En Haïti, l’enfance vit au rythme des violences armées. Plus de 680 000 enfants ont été contraints d’abandonner leur foyer, selon un rapport publié mercredi par l’Unicef. Ce chiffre, presque deux fois supérieur à celui de l’an dernier, témoigne d’une crise humanitaire hors de contrôle, dans un pays où les gangs étendent chaque jour un peu plus leur emprise.
Les enfants constituent plus de la moitié des 1,3 million de déplacés internes recensés à travers le pays. Arrachés à leurs quartiers, ils survivent dans des abris précaires, des écoles transformées en refuges ou des bâtiments délabrés, souvent privés d’eau potable et de structures sanitaires. Ces conditions favorisent la résurgence de maladies infectieuses comme le choléra, déjà signalé dans plusieurs sites d’accueil surpeuplés.
Dans les zones les plus touchées, l’accès à l’éducation, à la santé et à la protection s’est effondré. « Pour les enfants en Haïti, cette accumulation de crises est synonyme de lutte quotidienne pour la survie, d’écoles fermées, d’hôpitaux débordés et d’enfances écourtées par la violence, la négligence, l’exploitation et la faim », souligne l’Unicef. Chaque jour, des milliers d’enfants affrontent la peur, la faim et l’incertitude comme unique horizon.
L’agence onusienne insiste : les enfants ne sont plus de simples témoins du chaos, mais en deviennent les premières victimes. Dans plusieurs zones de Port-au-Prince et de l’Artibonite, des mineurs sont exposés à des violences sexuelles, au trafic, au travail forcé ou à l’enrôlement dans des groupes armés. Certains, encore à l’âge de l’école primaire, servent de messagers, de guetteurs ou de porteurs d’armes — un cycle de brutalité qui brise toute perspective d’avenir.

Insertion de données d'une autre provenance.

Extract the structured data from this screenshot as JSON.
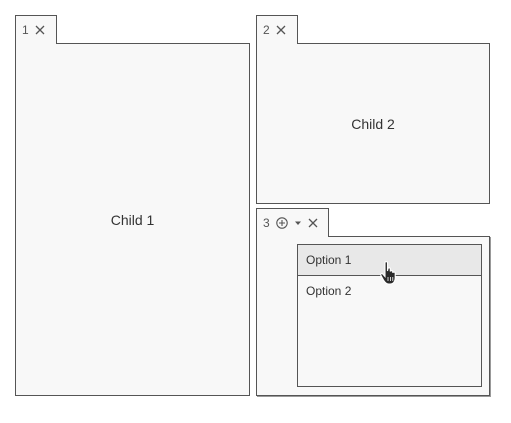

Le rapport met également en lumière la déscolarisation massive qui mine la jeunesse haïtienne. Un enfant sur quatre n’a plus accès à l’éducation, conséquence directe de la fermeture de milliers d’écoles en raison de l’insécurité. Cette rupture du lien éducatif, selon l’Unicef, accroît le risque de marginalisation et ouvre la voie à une génération entière piégée entre la peur et la pauvreté.
Face à cette détresse, Roberto Benes, directeur régional de l’Unicef pour l’Amérique latine et les Caraïbes, appelle à une action immédiate. « Haïti est au point de rupture. Il est clair que cette génération ne peut pas continuer à attendre de l’aide », avertit-il. L’agence exhorte la communauté internationale à agir sans délai, avant qu’une crise déjà dramatique ne scelle définitivement le destin d’une jeunesse condamnée à grandir dans le déracinement.